Pescadores artesanais e comunidades tradicionais serão diretamente impactados, para o bem ou para o mal, dependendo da implementação da lei. Há mecanismos suficientes para garantir que essa política não favoreça apenas grandes indústrias em detrimento dessas populações?
Sim. A abordagem ecossistêmica, um dos pilares da lei, prioriza a participação de grupos vulneráveis e a inclusão de diferentes sistemas de conhecimento, incluindo os tradicionais e locais. Além disso, busca garantir uma distribuição equitativa dos benefícios gerados pelo ambiente marinho, de forma que comunidades tradicionais não sejam prejudicadas.
O turismo costeiro é um dos principais motores da economia em várias regiões do Brasil. Se aprovada, essa lei pode colidir com interesses de empresários do setor?
O turismo depende diretamente de um ambiente de qualidade, com praias preservadas, água limpa e biodiversidade rica. Portanto, essa lei pode beneficiar o setor ao garantir a manutenção desses atributos. Enquanto alguns setores econômicos podem enfrentar desafios, o turismo tem tudo para se fortalecer com uma legislação que priorize um oceano limpo e resiliente.
O Brasil já perdeu parte significativa de recifes de corais e áreas de mangue nos últimos anos. A Lei do Mar chega tarde demais? O que ainda pode ser salvo com sua implementação?

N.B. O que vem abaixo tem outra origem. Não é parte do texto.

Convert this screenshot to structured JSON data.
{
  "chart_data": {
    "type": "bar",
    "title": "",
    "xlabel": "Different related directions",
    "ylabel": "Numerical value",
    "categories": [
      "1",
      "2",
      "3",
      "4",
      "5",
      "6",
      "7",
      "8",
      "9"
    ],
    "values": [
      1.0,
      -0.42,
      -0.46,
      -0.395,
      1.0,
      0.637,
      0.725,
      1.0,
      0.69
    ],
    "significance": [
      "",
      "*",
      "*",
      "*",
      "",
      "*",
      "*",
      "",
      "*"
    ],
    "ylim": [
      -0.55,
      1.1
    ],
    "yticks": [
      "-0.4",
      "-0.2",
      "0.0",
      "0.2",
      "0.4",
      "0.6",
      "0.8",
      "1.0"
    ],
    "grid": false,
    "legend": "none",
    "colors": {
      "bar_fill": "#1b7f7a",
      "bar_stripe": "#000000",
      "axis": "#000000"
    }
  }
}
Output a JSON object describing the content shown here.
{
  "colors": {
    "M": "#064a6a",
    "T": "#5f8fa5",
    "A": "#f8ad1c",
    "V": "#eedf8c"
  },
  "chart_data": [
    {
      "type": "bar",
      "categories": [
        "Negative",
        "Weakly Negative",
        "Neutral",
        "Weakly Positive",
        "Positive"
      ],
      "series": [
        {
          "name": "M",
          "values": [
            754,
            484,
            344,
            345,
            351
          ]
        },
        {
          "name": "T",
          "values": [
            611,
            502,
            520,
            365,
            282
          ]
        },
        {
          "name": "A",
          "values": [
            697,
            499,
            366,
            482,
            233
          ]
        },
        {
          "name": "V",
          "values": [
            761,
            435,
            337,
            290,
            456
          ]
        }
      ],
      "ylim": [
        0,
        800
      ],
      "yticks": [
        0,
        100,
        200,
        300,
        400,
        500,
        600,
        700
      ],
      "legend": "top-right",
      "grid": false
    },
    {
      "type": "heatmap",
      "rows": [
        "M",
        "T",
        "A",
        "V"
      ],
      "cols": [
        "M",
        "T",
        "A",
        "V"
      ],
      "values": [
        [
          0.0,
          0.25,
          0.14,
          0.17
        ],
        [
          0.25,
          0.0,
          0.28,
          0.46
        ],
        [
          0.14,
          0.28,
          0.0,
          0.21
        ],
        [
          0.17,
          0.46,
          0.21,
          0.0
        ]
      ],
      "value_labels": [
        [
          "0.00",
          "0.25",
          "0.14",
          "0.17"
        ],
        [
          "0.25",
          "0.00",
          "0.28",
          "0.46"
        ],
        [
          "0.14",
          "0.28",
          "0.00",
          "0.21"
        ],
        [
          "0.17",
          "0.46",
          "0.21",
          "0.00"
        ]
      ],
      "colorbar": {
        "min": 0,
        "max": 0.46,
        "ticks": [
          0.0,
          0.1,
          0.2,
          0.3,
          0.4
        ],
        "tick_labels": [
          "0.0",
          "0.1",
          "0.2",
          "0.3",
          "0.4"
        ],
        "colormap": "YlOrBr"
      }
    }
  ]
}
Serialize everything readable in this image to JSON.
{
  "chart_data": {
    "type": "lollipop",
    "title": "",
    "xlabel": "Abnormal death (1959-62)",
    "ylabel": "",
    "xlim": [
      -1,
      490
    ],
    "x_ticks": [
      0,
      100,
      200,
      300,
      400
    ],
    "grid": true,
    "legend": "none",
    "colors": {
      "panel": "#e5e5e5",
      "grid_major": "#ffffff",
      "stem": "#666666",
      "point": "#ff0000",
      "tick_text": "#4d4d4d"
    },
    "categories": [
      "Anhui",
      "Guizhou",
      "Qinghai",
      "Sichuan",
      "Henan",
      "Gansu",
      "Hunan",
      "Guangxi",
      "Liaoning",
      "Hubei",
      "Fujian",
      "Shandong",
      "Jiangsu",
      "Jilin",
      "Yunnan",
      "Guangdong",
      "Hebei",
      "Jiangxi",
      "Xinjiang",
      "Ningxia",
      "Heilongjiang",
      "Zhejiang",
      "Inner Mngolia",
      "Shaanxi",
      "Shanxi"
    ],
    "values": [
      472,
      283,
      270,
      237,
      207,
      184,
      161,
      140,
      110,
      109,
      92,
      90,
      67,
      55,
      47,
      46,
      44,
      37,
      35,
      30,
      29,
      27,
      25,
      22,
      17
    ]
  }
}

Embora medidas já devessem ter sido tomadas há anos, a lei ainda é essencial para mitigar os danos da emergência climática. Ela permitirá integrar a política climática nacional e incentivar medidas de adaptação que aumentem a resiliência dos ecossistemas costeiros.
Há riscos de que a Lei do Mar seja desidratada na votação? O que pode ser mutilado ou removido, caso a pressão política de setores econômicos fale mais alto?
Atualmente, a lei tem uma estrutura equilibrada e os pontos mais críticos, como a pesca, já foram ajustados. Ela não impõe regulações excessivas sobre setores específicos, mas estabelece diretrizes gerais. Assim, o risco de desidratação é reduzido, especialmente porque ela busca apenas legitimar práticas que já estão em andamento no País.